By Mike Foley and Millie Muroi
Australia’s farmers are next in line to be turned into red meat for Donald Trump’s supporters, with the US president promising to protect American agriculture with tariffs on agriculture imports within weeks.
Prime Minister Anthony Albanese denounced the Trump administration’s decision not to spare Australia from his 25 per cent tariffs on steel and aluminium imports. Together, Australian exports to the US of these materials are worth a collective $1 billion.
Tom Bull on his Kinross property in Holbrook, in the NSW Riverina.
But that would be chicken feed compared to the impact of extra charges that could be levied on lamb and beef businesses, 90 per cent of which are family-owned. The US is their biggest market and they collectively sell more than $5 billion of goods to the US, five times the value of Australian steel and aluminium.
“To the Great Farmers of the United States: Get ready to start making a lot of agricultural product to be sold INSIDE of the United States. Tariffs will go on external product on April 2nd. Have fun!” Trump wrote on social media earlier this month.
US ambassador Kevin Rudd said trade negotiations with the Trump administration had been “tough and hard” because the president was pursuing a “hardline and transactional” agenda.

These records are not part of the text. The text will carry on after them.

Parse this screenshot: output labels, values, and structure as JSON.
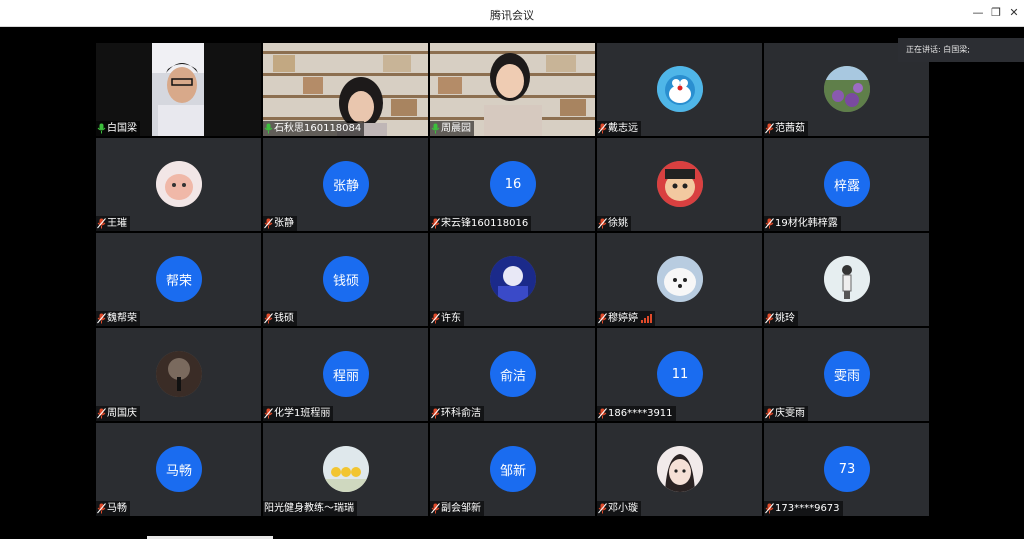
{
  "window": {
    "title": "腾讯会议",
    "speaking_label": "正在讲话: 白国梁;"
  },
  "colors": {
    "avatar_blue": "#1a6cf0",
    "tile_bg": "#2b2d31",
    "active_border": "#3c9b3c",
    "mic_on": "#3cbf3c",
    "mic_muted": "#e04a2a"
  },
  "participants": [
    {
      "name": "白国梁",
      "type": "video",
      "mic": "on",
      "active": true
    },
    {
      "name": "石秋思160118084",
      "type": "video",
      "mic": "on"
    },
    {
      "name": "周晨园",
      "type": "video",
      "mic": "on"
    },
    {
      "name": "戴志远",
      "type": "image",
      "mic": "muted",
      "icon": "doraemon-avatar"
    },
    {
      "name": "范茜茹",
      "type": "image",
      "mic": "muted",
      "icon": "flowers-avatar"
    },
    {
      "name": "王璀",
      "type": "image",
      "mic": "muted",
      "icon": "pink-face-avatar"
    },
    {
      "name": "张静",
      "type": "initials",
      "initials": "张静",
      "mic": "muted"
    },
    {
      "name": "宋云锋160118016",
      "type": "initials",
      "initials": "16",
      "mic": "muted"
    },
    {
      "name": "徐姚",
      "type": "image",
      "mic": "muted",
      "icon": "cartoon-boy-avatar"
    },
    {
      "name": "19材化韩梓露",
      "type": "initials",
      "initials": "梓露",
      "mic": "muted"
    },
    {
      "name": "魏帮荣",
      "type": "initials",
      "initials": "帮荣",
      "mic": "muted"
    },
    {
      "name": "钱硕",
      "type": "initials",
      "initials": "钱硕",
      "mic": "muted"
    },
    {
      "name": "许东",
      "type": "image",
      "mic": "muted",
      "icon": "anime-avatar"
    },
    {
      "name": "穆婷婷",
      "type": "image",
      "mic": "muted",
      "icon": "white-dog-avatar",
      "signal": true
    },
    {
      "name": "姚玲",
      "type": "image",
      "mic": "muted",
      "icon": "girl-standing-avatar"
    },
    {
      "name": "周国庆",
      "type": "image",
      "mic": "muted",
      "icon": "moon-avatar"
    },
    {
      "name": "化学1班程丽",
      "type": "initials",
      "initials": "程丽",
      "mic": "muted"
    },
    {
      "name": "环科俞洁",
      "type": "initials",
      "initials": "俞洁",
      "mic": "muted"
    },
    {
      "name": "186****3911",
      "type": "initials",
      "initials": "11",
      "mic": "muted"
    },
    {
      "name": "庆雯雨",
      "type": "initials",
      "initials": "雯雨",
      "mic": "muted"
    },
    {
      "name": "马畅",
      "type": "initials",
      "initials": "马畅",
      "mic": "muted"
    },
    {
      "name": "阳光健身教练～瑞瑞",
      "type": "image",
      "mic": "none",
      "icon": "ducks-avatar"
    },
    {
      "name": "副会邹新",
      "type": "initials",
      "initials": "邹新",
      "mic": "muted"
    },
    {
      "name": "邓小璇",
      "type": "image",
      "mic": "muted",
      "icon": "girl-face-avatar"
    },
    {
      "name": "173****9673",
      "type": "initials",
      "initials": "73",
      "mic": "muted"
    }
  ]
}
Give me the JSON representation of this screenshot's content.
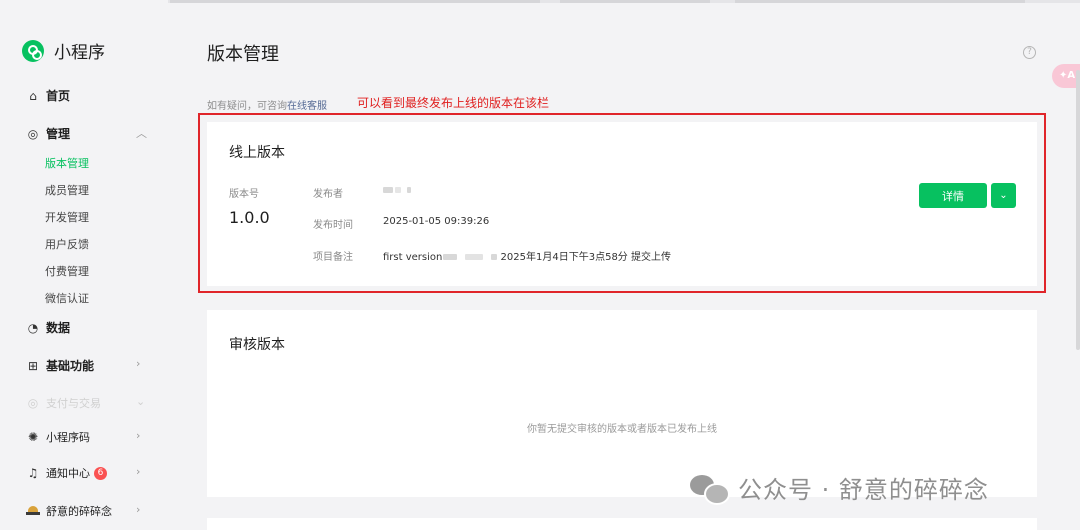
{
  "brand": {
    "name": "小程序"
  },
  "sidebar": {
    "home": {
      "label": "首页",
      "icon": "home-icon"
    },
    "manage": {
      "label": "管理",
      "icon": "settings-icon",
      "children": [
        "版本管理",
        "成员管理",
        "开发管理",
        "用户反馈",
        "付费管理",
        "微信认证"
      ],
      "active_index": 0
    },
    "data": {
      "label": "数据",
      "icon": "pie-chart-icon"
    },
    "basic": {
      "label": "基础功能",
      "icon": "grid-icon"
    },
    "pay": {
      "label": "支付与交易"
    },
    "qrcode": {
      "label": "小程序码",
      "icon": "sun-code-icon"
    },
    "notice": {
      "label": "通知中心",
      "icon": "bell-icon",
      "badge": "6"
    },
    "account": {
      "label": "舒意的碎碎念"
    }
  },
  "main": {
    "title": "版本管理",
    "help_text": "如有疑问，可咨询",
    "help_link": "在线客服",
    "annotation": "可以看到最终发布上线的版本在该栏",
    "online": {
      "title": "线上版本",
      "version_label": "版本号",
      "version": "1.0.0",
      "publisher_label": "发布者",
      "time_label": "发布时间",
      "time": "2025-01-05 09:39:26",
      "note_label": "项目备注",
      "note_prefix": "first version",
      "note_suffix": "2025年1月4日下午3点58分 提交上传",
      "detail_button": "详情",
      "more_button": "⌄"
    },
    "review": {
      "title": "审核版本",
      "empty_text": "你暂无提交审核的版本或者版本已发布上线"
    }
  },
  "watermark": {
    "text": "公众号 · 舒意的碎碎念"
  },
  "colors": {
    "accent": "#07c160",
    "annotation": "#e0252a",
    "badge": "#fa5151"
  }
}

“The America we’re dealing with since the 20th of January is a vastly different America from the past, and in fact, significantly different from the period of the first Trump administration,” Rudd told the ABC’s 7.30.
“This administration is more nationalist on questions of foreign policy, more protectionist on trade policy, and much more transactional in its overall approach to international negotiations.“
Foreign Minister Penny Wong conceded on Wednesday that the government had been in talks with the Trump administration to give the US special access to Australia’s critical minerals.
Government sources said Australian officials presented a significant written proposal over the weekend offering mineral wealth in exchange for a tariff exemption, but the offer failed to sway the Trump administration.
The US is a lucrative market for Australia’s quality produce, but US farmers resent the international competition and have been calling for more than two years for tariffs on Australian imports.
R-CALF bills itself as the largest livestock farmer representative group in the US and earlier this month it called for agriculture tariffs to match the 25 per cent on steel and aluminium.
“Domestic sheep production is fast being displaced with cheaper imports from Australia, so much so that the US sheep producer now only maintains 30 per cent of the domestic market, with imports maintaining a 70 per cent share,” R-CALF said in a statement.
Tom Bull and his family farm the famed Kinross Station property in NSW’s Riverina. Once a famous wool producer, Kinross has switched to premium lamb for export and Bull said tariffs “will really hurt us”.
His LambPro business ships up to 2000 lambs a week to the US and Bull said he would either have to take a hit, raise prices or send lamb to other markets.
“Other markets look more attractive now,” Bull said, citing Japan, China and Singapore as options.
Australian Farm Institute director Katie McRobert said China’s recent bans on Australian wine showed how disruptive tariffs could be, especially for livestock, which cannot be held back from sale until a new market opens, unlike steel and aluminium.
Local wine producers were effectively barred from the lucrative Chinese market in 2020. The local industry is still struggling and some businesses never recovered.
“China’s three-year tariffs on Australian wine were the nail in the coffin for some Australian producers. We’ve ended up with a huge wine glut and some southern growers have ripped out vines or left the industry as a result,” McRobert said.
“We can stockpile steel – we can’t stockpile a steer. Livestock producers have to make long-term decisions on stocking rates, feed regimes, breeding plans and pasture management.”
Vince Heffernan, who runs sheep on his property at Biala in southern NSW, said while he doesn’t export to the US, a tariff on lamb will be bad for business because more produce would likely remain in Australia and drive down prices.
“We have a pretty lean existence right now,” Heffernan warns.
Farm industry consultant Patrick Hutchison, of Gibraltar Strategic Advisory, said tariffs could initially blow a $400 million hole in beef exporter’s revenue, but the flow-on effects of retaliatory tariffs from other nations like China would upend the global supply chain and risk Australia’s other lucrative in Japan and Korea.
“If, for example, China starts hitting tariffs on American export product, what happens then is that the American beef will then say, well, I’m not going into China because I’m too expensive – how about I go over to Japan and Korea?”
The federal government has remained quiet on the prospect of agricultural tariffs, reluctant to poke the bear, but Albanese said the aluminium and steel tariffs are “against the spirit of our two nations’ enduring friendship” while Industry Minister Ed Husic called it a “dog act”.
Peak steel body the Australian Steel Institute said a 2024 survey of steel fabricators and manufacturers showed 86 per cent had reduced profit margins because of cheap imported fabricated steel.